Jamaika-Runde muss zunächst das interne Klima klären – Minimalkonsens statt Verhandlungs-Durchbruch

Berlin – Auf dem Balkon der ehrwürdigen Parlamentarischen Gesellschaft in Berlin lässt sich begutachten, wie es bei den Jamaika-Verhandlungen läuft. Lassen sich die Unterhändler gemeinsam fotografieren? Schauen die Raucher ernst oder entspannt? Am Donnerstag betritt FDP-Chef Christian Lindner den Balkon. Umarmt Alexander Dobrindt, CSU. Umarmt Armin Laschet, CDU. Umarmt nicht: Katrin Göring-Eckardt, Grüne. Immerhin: Sie lacht darüber. Das ist an diesem kühlen Herbsttag nicht selbstverständlich.

Es geht vor allem ums Klima und um Asylpolitik. Zwei Themen, an denen die Sondierungen scheitern könnten, wenn eine der vier Parteien auf stur schaltet. Um das zu vermeiden, wird erst mal übers Klima gesprochen – und zwar das interne.

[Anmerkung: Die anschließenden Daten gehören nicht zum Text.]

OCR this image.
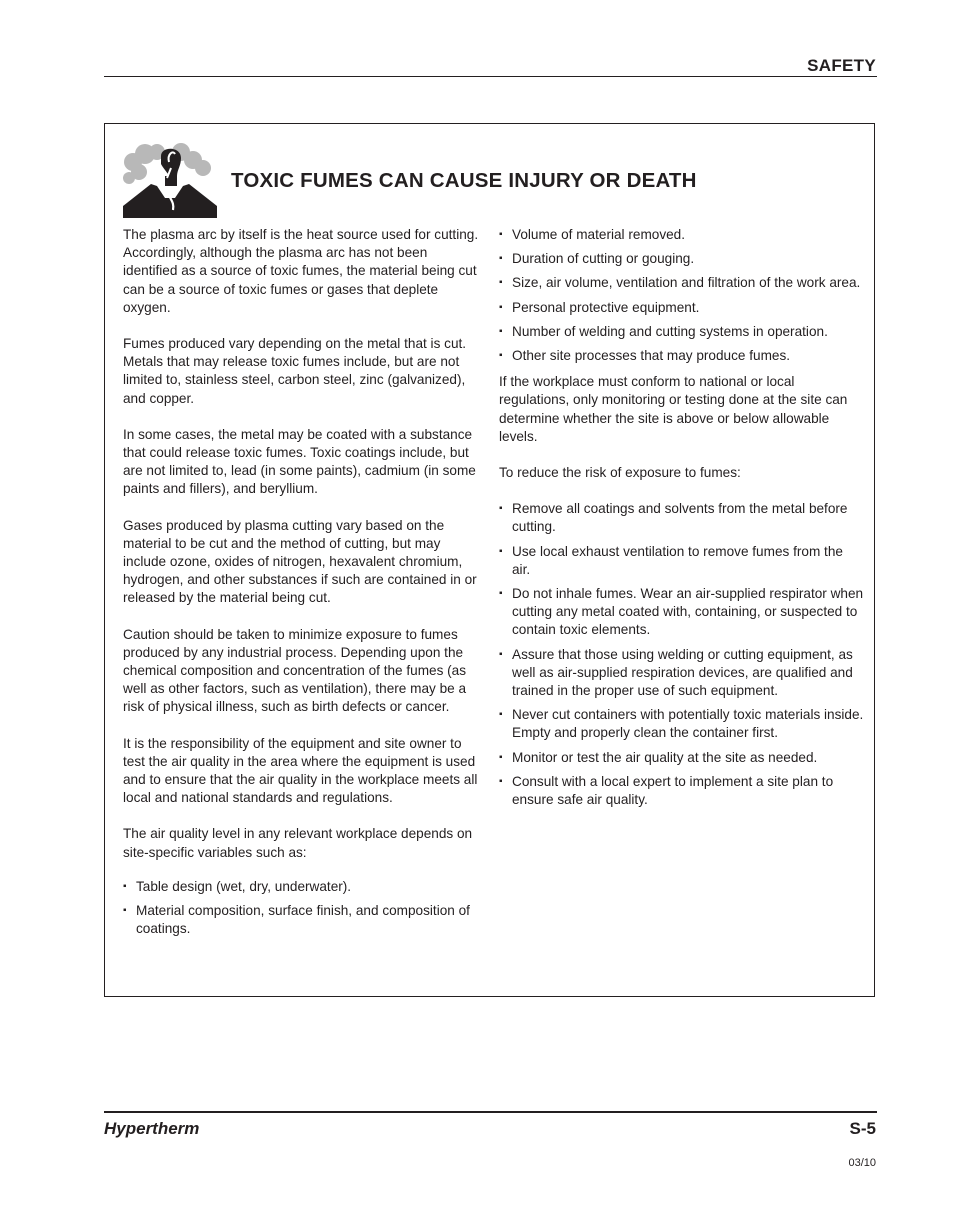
SAFETY
TOXIC FUMES CAN CAUSE INJURY OR DEATH

The plasma arc by itself is the heat source used for cutting. Accordingly, although the plasma arc has not been identified as a source of toxic fumes, the material being cut can be a source of toxic fumes or gases that deplete oxygen.

Fumes produced vary depending on the metal that is cut. Metals that may release toxic fumes include, but are not limited to, stainless steel, carbon steel, zinc (galvanized), and copper.

In some cases, the metal may be coated with a substance that could release toxic fumes. Toxic coatings include, but are not limited to, lead (in some paints), cadmium (in some paints and fillers), and beryllium.

Gases produced by plasma cutting vary based on the material to be cut and the method of cutting, but may include ozone, oxides of nitrogen, hexavalent chromium, hydrogen, and other substances if such are contained in or released by the material being cut.

Caution should be taken to minimize exposure to fumes produced by any industrial process. Depending upon the chemical composition and concentration of the fumes (as well as other factors, such as ventilation), there may be a risk of physical illness, such as birth defects or cancer.

It is the responsibility of the equipment and site owner to test the air quality in the area where the equipment is used and to ensure that the air quality in the workplace meets all local and national standards and regulations.

The air quality level in any relevant workplace depends on site-specific variables such as:

▪ Table design (wet, dry, underwater).
▪ Material composition, surface finish, and composition of coatings.
▪ Volume of material removed.
▪ Duration of cutting or gouging.
▪ Size, air volume, ventilation and filtration of the work area.
▪ Personal protective equipment.
▪ Number of welding and cutting systems in operation.
▪ Other site processes that may produce fumes.

If the workplace must conform to national or local regulations, only monitoring or testing done at the site can determine whether the site is above or below allowable levels.

To reduce the risk of exposure to fumes:

▪ Remove all coatings and solvents from the metal before cutting.
▪ Use local exhaust ventilation to remove fumes from the air.
▪ Do not inhale fumes. Wear an air-supplied respirator when cutting any metal coated with, containing, or suspected to contain toxic elements.
▪ Assure that those using welding or cutting equipment, as well as air-supplied respiration devices, are qualified and trained in the proper use of such equipment.
▪ Never cut containers with potentially toxic materials inside. Empty and properly clean the container first.
▪ Monitor or test the air quality at the site as needed.
▪ Consult with a local expert to implement a site plan to ensure safe air quality.
Hypertherm	S-5
03/10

Der offene Streit vom Vortag, was zur Finanzpolitik nun vereinbart sei und was nicht, wirkt nach. Von einem „kleinen reinigenden Gewitter“ sprechen Teilnehmer. Kanzlerin Angela Merkel (CDU) soll klar gemacht haben, dass eben noch nichts vereinbart sei – auch nicht die Abschaffung des Solidaritätszuschlags. Die hatte FDP-Vize Wolfgang Kubicki als abgemachte Sache verkauft, was die Grünen erzürnte.

Auch wenn solche Streitereien zum Sondierungs-Geschäft gehören, weil niemand so wirken will, als gäbe es Schwarz-Gelb-Grün umsonst: Eine Spirale von Sticheleien kann das Projekt gefährden.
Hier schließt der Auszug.